Dans l’ensemble, Horner dit avoir des « émotions mitigées » à l’égard des personnes fuyant la guerre et la pauvreté hébergées aux États-Unis.
« Ils ouvrent leurs propres magasins et rachètent leurs propres collaborateurs. Beaucoup d’entre eux ne sont pas ici à cause de la guerre, ils sont ici à cause de leurs relations – ils ont entendu parler des autres. [about Charleroi]», dit-il.
Tout cela se produit dans un moment de forte incertitude pour Charleroi.
Les médias locaux ont rapporté que les enquêteurs fédéraux pensent qu’une agence de placement de personnel recrute des immigrés sans papiers à Charleroi et dans ses environs et les paie en espèces.
Le mois dernier, il est apparu qu’une verrerie de Charleroi, qui emploie environ 300 personnes, allait déplacer ses opérations 170 miles (274 km) à l’ouest de l’Ohio, envoyant des ondes de choc à travers la communauté. Le taux de pauvreté de la ville est 25%soit plus du double de celui de la Pennsylvanie dans son ensemble.
Cela a permis à Trump de faire des percées au niveau local. Plus que 60% des votants dans le comté de Washington à Charleroi a soutenu Trump lors de l’élection présidentielle de 2020.
À l’échelle nationale, l’immigration est devenue un thème central de la campagne ces derniers mois, malgré une baisse importante du nombre de rencontres d’immigrés enregistrées par la patrouille frontalière américaine à la frontière sud des États-Unis. En août, le nombre de rencontres – 58 038 – ne représentait qu’une fraction de son niveau atteint sous l’administration Trump, lorsqu’il atteignait 132 856 en mai 2019. Juste 46 des personnes rencontrées à la frontière en août dernier étaient des ressortissants haïtiens.
Des études montrent que les Haïtiens et d’autres personnes se trouvant légalement aux États-Unis et bénéficiant d’un statut de protection temporaire (TPS) ont joué un rôle important dans les infrastructures critiques du pays.
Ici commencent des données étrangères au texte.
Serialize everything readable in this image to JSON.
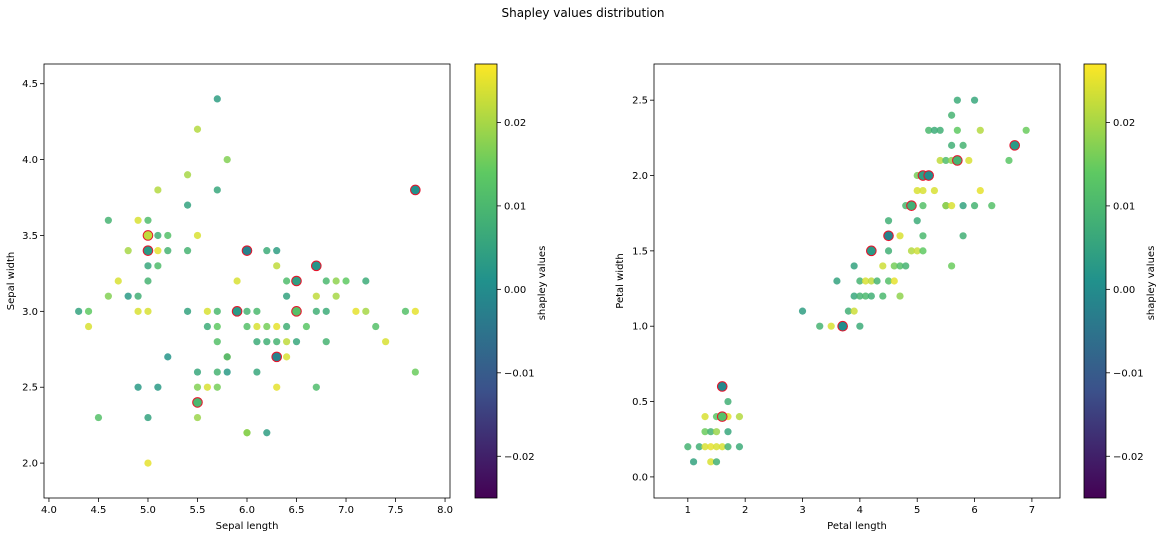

L’analyse des données du gouvernement fédéral par le Center for American Progress, un groupe de réflexion progressiste, a révélé que plus de 131 000 immigrants sur TPS a travaillé dans des métiers essentiels tels que les soins de santé et la transformation alimentaire pendant la pandémie de Covid-19.
Mais à Charleroi, les dirigeants locaux ont agi rapidement pour aider la population immigrée croissante.
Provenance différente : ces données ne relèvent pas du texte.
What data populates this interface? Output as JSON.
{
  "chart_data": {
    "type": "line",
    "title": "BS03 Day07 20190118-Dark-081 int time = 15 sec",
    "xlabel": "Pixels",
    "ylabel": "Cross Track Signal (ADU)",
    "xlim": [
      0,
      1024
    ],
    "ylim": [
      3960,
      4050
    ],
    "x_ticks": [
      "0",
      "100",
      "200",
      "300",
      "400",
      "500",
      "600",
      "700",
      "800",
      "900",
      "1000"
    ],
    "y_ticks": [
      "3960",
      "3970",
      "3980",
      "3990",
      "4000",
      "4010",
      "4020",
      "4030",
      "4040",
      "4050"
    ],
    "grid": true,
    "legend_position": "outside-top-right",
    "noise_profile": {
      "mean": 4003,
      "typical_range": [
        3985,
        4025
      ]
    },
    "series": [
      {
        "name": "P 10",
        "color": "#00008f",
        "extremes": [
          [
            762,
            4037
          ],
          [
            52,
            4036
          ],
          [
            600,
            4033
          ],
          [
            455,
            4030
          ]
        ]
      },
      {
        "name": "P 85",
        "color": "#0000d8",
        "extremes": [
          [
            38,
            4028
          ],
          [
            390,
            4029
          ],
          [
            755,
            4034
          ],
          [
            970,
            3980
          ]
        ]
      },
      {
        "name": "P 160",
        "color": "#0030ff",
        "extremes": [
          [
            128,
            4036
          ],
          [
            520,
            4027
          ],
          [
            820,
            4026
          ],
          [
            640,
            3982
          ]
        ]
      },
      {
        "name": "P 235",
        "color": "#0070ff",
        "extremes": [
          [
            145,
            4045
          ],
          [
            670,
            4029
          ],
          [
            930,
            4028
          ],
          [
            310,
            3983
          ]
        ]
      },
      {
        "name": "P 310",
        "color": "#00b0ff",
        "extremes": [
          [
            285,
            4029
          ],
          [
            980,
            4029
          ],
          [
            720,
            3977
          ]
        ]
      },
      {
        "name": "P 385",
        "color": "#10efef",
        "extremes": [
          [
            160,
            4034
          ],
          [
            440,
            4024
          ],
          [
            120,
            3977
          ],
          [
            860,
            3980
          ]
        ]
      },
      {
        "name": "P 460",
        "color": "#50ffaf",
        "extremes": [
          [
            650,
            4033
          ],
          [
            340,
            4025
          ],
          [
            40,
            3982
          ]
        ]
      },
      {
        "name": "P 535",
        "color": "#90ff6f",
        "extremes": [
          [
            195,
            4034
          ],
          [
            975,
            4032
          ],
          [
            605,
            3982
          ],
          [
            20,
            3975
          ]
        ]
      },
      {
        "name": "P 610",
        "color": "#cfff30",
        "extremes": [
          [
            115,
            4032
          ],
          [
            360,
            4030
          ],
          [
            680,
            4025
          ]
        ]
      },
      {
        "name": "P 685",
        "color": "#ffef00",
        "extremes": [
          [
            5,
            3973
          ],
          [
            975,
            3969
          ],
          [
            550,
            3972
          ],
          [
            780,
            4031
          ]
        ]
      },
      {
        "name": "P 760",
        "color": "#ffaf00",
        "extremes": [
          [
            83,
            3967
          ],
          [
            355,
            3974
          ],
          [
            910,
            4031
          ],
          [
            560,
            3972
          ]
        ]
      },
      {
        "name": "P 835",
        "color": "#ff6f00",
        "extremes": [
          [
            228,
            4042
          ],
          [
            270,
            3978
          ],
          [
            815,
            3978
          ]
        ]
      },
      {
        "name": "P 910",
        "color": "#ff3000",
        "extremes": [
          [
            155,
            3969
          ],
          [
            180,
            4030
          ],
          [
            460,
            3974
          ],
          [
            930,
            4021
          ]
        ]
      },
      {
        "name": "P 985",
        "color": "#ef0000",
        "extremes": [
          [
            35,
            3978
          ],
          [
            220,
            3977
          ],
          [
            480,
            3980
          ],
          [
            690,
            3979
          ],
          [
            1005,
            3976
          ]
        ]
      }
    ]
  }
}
En 2022, un programme de partenariat de quartier financé en partie par des entreprises locales qui dépendent de la main-d’œuvre immigrée a été mis en place pour fournir des services contribuant à l’intégration des communautés immigrées.
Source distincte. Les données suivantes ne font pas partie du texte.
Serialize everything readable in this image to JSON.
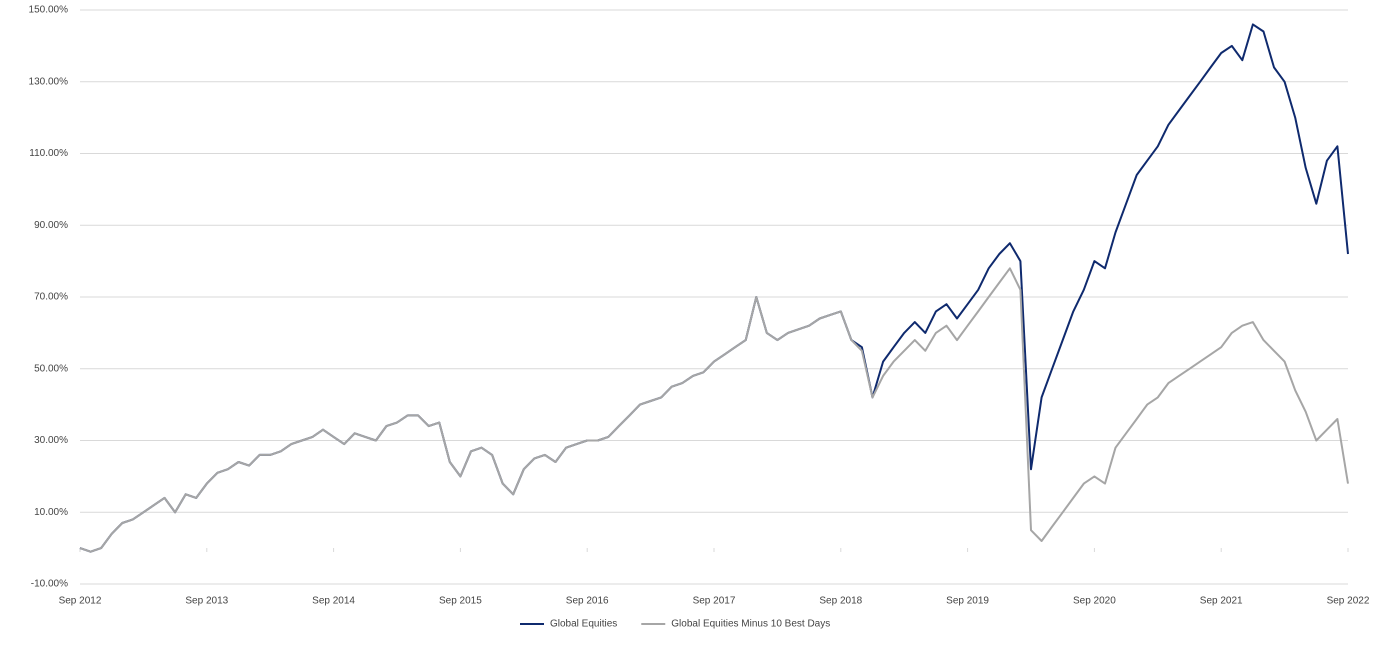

Charleroi a créé il y a deux ans un poste d’agent de liaison communautaireoccupé par un ressortissant haïtien, pour aider à inscrire les immigrants dans des cours d’anglais, à inscrire les enfants dans les écoles et à mettre en place des sites de tests de santé dans une bibliothèque locale, entre autres mesures. Outre l’importante communauté haïtienne, l’arrondissement abrite plus d’un millier d’immigrants du Libéria, de la Jamaïque et d’ailleurs.
« Nos propriétaires d’entreprises en ville sont ravis de l’afflux de circulation piétonnière et de la revitalisation de notre centre-ville », déclare Hopkins-Calcek. « Cela faisait longtemps qu’il n’y avait plus eu d’investissements à Charleroi. »
Durant son séjour à Charleroi, Michel dit qu’il n’a jamais été soumis à des interactions négatives et que lui et d’autres immigrés sont conscients des efforts déployés par les autorités locales.
« En Haïti, le gouvernement ne prend pas soin des gens comme il le fait ici », dit-il.
Horner admet que malgré ses appréhensions quant à ce qui se passe à des milliers de kilomètres de là, à la frontière entre les États-Unis et le Mexique, les immigrants haïtiens ont apporté une contribution positive à la ville.
« Ils viennent souvent ici à la recherche de vêtements moins chers et d’autres choses », dit-il.
« En tant qu’homme d’affaires, [immigrants] sont bons pour les affaires. Le capitalisme est une bonne chose. Je n’ai aucun problème. Je n’ai rien à redire.